Candidiasis a common vulvovaginitis
Taking a thorough history is critical. Smears help make the diagnosis.
MIAMI BEACH, Fla.—Adolescents who suffer from infectious vulvovaginitis may be distressed and confused about their condition. The onus, therefore, is on the pediatrician to handle the history and clinical examination with care and consideration.
George D. Comerci, MD, discussed some of the more common and unusual presentations of vulvovaginitis here at the Fifth Annual Masters of Pediatrics meeting.
"First, physicians should look for candidiasis, because it is the a frequent cause of vaginal infection in adolescents," which is an easy diagnosis to make, according to Comerci, President, American Academy of Pediatrics.
The vaginal pH is 4.5 or lower, and effective treatment includes miconazole or clotrimazole. In young non-sexually active girls, it is important, however, to rule out diabetes mellitus.
Trichomoniasis is a common parasitic infection, with a high incidence in the sexually active adolescent population. The vaginal pH is usually 4.7 or higher.
Bacterial vaginosis was traditionally known as Gardnerella vaginalis vaginitis or non-specific vaginitis.
"This bacterial infection is not necessarily sexually transmitted, so you may see it in any patient. It is believed to be the result of a combination action of anaerobic organisms as well as the Gardnerella vaginalis organism," he said.
Mechanism of action
Essentially, amino acids in the vaginal vault are acted on by anaerobic organisms and produce some of the symptoms that are so characteristic. One in particularly is the amine (or "fishy") smell of the discharge. Also, the increase in vaginal pH seen in these two trichomoniasis and bacterial vaginosis, is very distinctive.

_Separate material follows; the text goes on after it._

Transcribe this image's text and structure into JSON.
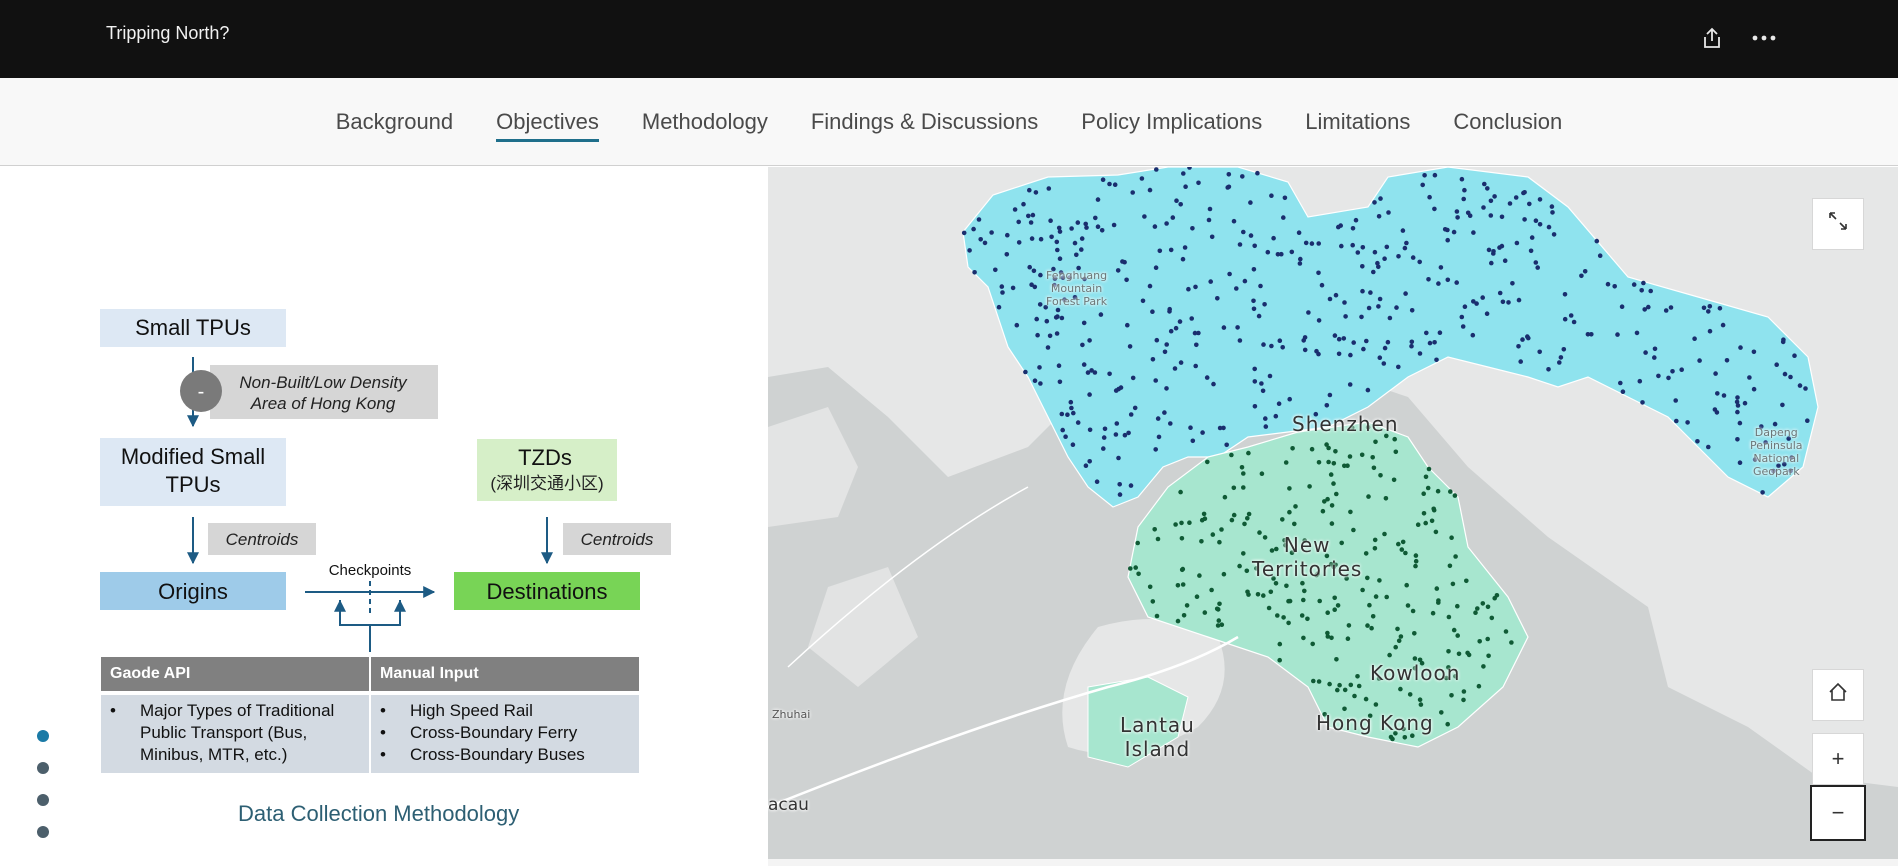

"Bacterial vaginosis has a frothy discharge due to CO2 production and has with an offensive odor. When potassium hydroxide is added to the slide, you get what is referred to as a "positive whiff test." This finding is very characteristic and is one of the things that helps the physician make the diagnosis," he said.
Another is the presence of clue cells. These are vaginal epithelial cells that are coated with coccobacillary organisms. The cells have a granular appearance and are usually seen in bacterial vaginosis.
"You'll find you can't shake the bacteria off by tapping the slide when you look at them under the microscope," he said.
All of these characteristics: the vaginal pH, the presence of clue cells and amines leads to increased growth of Gardnerella and, "this provides the substrates for the anaerobic bacteria to increase and continue this vicious circle," he said.
The interruption of this vicious circle depends on the use of a very effective drug, oral metronidazole. Comerci suggests a 10- to 14-day regimen, rather than the 2-g dose prescribed for trichomoniasis.
Cervicitis and urethritis
Chlamydia is the most common cause of cervicitis and urethritis, Comerci noted. This infection is effectively treated with doxycycline and azithromycin with alternate regimens for those who are pregnant.
The conditions, in adolescents, may also be caused by a herpes simplex virus.
"Usually this is the primary infection, and can be treated with acyclovir," he said.
Gonorrhea is also seen in adolescents. Ceftriaxone or cipro are effective, Comerci said, "It is important that doxycycline or azithromycin be added to cover for chlamydia."
Other causes
If the patient presents with a foul vaginal odor and or blood staining, the physician should suspect the presence of a foreign body, such as a tampon or tissue, he said. Recurrent genital herpes infection may also be seen and can be controlled with acyclovir.
Physicians should be aware that pelvic inflammatory disease is seen in adolescents and should be treated aggressively. Another unusual presentation, clitoral abscess, may be caused by a strand of hair acting as a clitoral tourniquet.
Human papillomavirus may also be seen in the adolescent population. – by Leslie Sabbagh
Presented at the Fifth Annual Masters of Pediatric meeting in Miami Beach, Fla, held Jan 25-29, 1996.